Der Roman hat seine Stärke in der ruhigen Erzählweise, die scheinbar keine Fahrt aufnimmt und deswegen umso intensiver den Finger in die Wunde legt. Manchmal ist es beschwerlich, wenn die Geschichte wieder einen neuen Kreis zieht, scheinbar endlos, immer unklar wo der Kern des Ganzen ist.

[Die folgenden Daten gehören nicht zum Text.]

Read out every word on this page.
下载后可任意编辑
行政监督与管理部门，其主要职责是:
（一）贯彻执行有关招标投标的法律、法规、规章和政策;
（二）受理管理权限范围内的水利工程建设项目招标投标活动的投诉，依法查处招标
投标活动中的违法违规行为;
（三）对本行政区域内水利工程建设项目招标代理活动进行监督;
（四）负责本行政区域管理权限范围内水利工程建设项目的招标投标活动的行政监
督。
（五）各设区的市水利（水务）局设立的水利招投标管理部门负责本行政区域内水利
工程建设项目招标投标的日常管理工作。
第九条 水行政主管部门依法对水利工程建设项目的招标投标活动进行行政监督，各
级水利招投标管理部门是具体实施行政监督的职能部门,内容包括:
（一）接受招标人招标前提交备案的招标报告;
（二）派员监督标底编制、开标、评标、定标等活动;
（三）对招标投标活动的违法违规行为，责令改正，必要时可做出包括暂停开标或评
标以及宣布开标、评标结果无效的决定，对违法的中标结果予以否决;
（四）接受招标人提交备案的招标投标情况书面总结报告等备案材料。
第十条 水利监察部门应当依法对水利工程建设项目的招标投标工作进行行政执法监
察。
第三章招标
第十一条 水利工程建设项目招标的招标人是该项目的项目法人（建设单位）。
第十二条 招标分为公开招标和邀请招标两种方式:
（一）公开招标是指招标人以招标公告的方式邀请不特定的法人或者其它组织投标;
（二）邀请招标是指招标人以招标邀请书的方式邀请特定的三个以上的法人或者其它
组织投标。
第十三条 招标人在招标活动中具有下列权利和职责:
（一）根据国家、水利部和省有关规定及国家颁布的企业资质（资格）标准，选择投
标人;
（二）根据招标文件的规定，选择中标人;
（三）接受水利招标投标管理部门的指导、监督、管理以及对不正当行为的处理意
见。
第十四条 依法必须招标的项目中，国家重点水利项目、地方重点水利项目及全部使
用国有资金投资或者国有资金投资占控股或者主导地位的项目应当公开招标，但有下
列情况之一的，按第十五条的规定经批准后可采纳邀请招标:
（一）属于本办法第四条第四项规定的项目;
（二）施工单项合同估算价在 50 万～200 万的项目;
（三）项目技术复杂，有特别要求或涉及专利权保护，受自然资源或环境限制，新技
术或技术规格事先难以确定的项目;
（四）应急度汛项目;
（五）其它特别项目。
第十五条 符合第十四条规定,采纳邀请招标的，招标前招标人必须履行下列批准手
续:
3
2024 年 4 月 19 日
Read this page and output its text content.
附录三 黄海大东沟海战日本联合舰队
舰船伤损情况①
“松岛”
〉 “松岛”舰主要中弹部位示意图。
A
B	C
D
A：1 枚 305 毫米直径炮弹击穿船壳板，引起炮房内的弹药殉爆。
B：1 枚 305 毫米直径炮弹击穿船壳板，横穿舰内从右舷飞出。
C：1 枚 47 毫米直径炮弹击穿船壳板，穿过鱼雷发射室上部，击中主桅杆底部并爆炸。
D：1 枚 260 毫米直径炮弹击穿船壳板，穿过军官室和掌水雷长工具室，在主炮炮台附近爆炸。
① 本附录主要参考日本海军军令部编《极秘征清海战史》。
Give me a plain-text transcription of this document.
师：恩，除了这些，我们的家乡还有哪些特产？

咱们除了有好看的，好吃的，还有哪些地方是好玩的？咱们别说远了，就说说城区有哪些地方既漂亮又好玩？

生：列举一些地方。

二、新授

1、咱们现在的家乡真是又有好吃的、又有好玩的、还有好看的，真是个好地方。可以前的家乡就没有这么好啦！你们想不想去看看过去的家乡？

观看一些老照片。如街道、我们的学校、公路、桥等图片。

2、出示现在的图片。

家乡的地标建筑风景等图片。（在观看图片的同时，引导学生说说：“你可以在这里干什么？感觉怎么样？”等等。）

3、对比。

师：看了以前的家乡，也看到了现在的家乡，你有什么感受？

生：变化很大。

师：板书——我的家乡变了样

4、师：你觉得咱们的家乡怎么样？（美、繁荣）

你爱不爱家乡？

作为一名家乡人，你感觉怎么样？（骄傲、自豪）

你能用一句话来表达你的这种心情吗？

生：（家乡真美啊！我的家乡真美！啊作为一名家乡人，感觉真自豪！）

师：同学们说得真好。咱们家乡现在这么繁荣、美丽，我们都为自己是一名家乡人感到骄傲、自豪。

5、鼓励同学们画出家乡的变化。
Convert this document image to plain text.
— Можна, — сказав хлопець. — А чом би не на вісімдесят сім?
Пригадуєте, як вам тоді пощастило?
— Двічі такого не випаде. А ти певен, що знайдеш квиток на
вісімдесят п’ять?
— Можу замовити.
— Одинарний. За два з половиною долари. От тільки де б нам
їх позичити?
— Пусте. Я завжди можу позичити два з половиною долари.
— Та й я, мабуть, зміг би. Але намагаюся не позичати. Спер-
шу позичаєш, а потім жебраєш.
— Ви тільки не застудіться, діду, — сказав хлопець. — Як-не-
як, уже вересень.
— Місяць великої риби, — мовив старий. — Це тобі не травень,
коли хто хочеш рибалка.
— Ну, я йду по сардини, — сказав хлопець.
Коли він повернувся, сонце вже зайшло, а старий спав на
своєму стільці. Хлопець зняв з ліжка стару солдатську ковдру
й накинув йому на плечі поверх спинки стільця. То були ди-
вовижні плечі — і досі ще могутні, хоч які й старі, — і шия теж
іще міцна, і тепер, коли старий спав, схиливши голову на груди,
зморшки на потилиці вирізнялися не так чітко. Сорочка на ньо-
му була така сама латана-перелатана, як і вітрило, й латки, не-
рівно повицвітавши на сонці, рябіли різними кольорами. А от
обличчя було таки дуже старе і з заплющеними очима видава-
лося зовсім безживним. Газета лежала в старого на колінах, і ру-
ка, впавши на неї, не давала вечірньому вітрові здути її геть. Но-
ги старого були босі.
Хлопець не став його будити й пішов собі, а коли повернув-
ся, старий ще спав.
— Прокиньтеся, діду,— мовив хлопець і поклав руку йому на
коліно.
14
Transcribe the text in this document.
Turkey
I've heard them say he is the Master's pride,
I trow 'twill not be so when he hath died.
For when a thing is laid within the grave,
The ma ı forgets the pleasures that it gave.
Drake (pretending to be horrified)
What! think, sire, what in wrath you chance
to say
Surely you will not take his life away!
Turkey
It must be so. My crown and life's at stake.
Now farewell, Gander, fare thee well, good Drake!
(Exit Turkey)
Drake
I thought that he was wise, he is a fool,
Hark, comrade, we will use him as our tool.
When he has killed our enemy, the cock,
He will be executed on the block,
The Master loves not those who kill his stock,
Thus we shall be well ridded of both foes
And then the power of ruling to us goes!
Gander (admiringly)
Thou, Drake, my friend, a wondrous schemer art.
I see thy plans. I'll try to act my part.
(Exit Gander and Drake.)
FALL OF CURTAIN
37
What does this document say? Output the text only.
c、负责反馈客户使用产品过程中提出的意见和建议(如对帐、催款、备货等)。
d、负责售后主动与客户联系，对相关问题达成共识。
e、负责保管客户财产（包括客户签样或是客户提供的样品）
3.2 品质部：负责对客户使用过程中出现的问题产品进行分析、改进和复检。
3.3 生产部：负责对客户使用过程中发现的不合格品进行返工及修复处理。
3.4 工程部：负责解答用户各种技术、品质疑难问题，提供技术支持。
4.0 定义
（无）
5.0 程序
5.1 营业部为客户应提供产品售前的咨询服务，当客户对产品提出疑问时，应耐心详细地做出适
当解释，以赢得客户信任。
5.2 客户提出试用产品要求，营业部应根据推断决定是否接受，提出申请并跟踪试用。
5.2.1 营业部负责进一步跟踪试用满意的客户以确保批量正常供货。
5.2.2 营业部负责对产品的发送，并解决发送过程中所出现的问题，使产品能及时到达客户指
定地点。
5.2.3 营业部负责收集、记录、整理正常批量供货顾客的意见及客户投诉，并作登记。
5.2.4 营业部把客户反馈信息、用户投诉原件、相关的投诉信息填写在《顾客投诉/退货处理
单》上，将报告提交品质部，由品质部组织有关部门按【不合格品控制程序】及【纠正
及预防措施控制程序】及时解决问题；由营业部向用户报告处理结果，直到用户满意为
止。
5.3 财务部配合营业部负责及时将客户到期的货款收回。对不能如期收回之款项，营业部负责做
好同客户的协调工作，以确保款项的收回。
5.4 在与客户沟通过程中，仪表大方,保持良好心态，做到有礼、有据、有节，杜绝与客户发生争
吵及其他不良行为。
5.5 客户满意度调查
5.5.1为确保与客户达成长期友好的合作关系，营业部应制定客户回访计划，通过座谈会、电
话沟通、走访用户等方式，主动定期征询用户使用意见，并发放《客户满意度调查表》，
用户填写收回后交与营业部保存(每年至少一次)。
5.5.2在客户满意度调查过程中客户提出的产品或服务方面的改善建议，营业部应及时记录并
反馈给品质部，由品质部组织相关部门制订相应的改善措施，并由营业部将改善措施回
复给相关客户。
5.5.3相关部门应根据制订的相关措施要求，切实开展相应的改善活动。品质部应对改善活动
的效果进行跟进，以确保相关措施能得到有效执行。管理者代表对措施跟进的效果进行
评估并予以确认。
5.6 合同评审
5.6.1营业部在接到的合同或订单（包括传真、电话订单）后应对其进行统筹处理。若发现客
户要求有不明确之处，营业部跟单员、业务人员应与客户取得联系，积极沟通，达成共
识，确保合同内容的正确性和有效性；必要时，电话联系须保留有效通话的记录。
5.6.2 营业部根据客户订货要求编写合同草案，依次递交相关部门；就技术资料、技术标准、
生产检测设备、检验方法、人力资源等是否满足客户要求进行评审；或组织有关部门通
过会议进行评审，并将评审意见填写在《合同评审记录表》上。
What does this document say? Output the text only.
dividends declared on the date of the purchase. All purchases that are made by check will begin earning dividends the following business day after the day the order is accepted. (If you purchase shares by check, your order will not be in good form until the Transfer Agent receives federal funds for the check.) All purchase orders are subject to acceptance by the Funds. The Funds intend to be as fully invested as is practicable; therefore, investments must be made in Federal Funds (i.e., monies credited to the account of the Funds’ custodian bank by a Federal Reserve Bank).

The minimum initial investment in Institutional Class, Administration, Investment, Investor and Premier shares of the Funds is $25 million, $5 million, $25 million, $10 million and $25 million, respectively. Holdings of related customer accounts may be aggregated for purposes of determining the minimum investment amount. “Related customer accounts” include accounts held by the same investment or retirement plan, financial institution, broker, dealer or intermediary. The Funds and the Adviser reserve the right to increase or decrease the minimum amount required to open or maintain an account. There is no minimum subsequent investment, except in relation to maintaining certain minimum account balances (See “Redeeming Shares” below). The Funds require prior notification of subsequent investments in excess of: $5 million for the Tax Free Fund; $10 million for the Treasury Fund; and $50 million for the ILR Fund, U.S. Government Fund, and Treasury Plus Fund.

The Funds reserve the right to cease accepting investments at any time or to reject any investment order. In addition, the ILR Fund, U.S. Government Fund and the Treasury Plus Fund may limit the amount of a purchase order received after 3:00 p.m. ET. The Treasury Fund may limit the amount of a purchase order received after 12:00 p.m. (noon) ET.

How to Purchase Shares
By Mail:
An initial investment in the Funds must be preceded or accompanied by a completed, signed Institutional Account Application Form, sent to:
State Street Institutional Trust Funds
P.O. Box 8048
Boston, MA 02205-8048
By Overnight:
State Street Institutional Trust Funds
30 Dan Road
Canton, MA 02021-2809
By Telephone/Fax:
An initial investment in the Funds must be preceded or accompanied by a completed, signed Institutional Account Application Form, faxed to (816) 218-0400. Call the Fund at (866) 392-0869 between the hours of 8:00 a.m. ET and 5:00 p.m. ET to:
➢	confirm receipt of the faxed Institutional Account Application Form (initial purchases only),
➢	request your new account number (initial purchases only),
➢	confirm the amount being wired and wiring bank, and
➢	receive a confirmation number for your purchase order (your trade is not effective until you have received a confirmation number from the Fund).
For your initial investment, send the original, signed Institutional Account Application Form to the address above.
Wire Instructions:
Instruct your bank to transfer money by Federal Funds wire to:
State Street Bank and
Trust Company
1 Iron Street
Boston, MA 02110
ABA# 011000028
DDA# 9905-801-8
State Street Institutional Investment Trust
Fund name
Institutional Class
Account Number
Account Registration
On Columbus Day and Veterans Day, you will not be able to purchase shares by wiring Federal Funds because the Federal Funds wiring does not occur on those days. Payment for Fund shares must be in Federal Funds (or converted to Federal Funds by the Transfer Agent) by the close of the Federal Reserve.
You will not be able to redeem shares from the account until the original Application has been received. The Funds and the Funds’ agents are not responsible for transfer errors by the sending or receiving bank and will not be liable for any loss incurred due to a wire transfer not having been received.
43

Die Kindheit auf dem schwedischen Land ist greifbar und könnte nicht trister und furchtbarer sein. Es ist schwer zu ertragen, in welche Gefahren die Jungen gebracht und wie sie vernachlässigt werden. Hinzu kommt diese triste Atmosphäre, die bedrückende Schwere, die über allem liegt und sich mit Ereignissen erklären lässt, die später noch zutage kommen.
Ob Alex Schulman mehr autobiografische Anteile eingebracht hat, als drei Brüder, die sich voneinander entfernt haben, ist unklar. Nach Ende der Geschichte möchte ich es nicht so genau wissen.

Fazit. Bedrückend und tragisch. Schulman hat immer den Finger in der Wunde.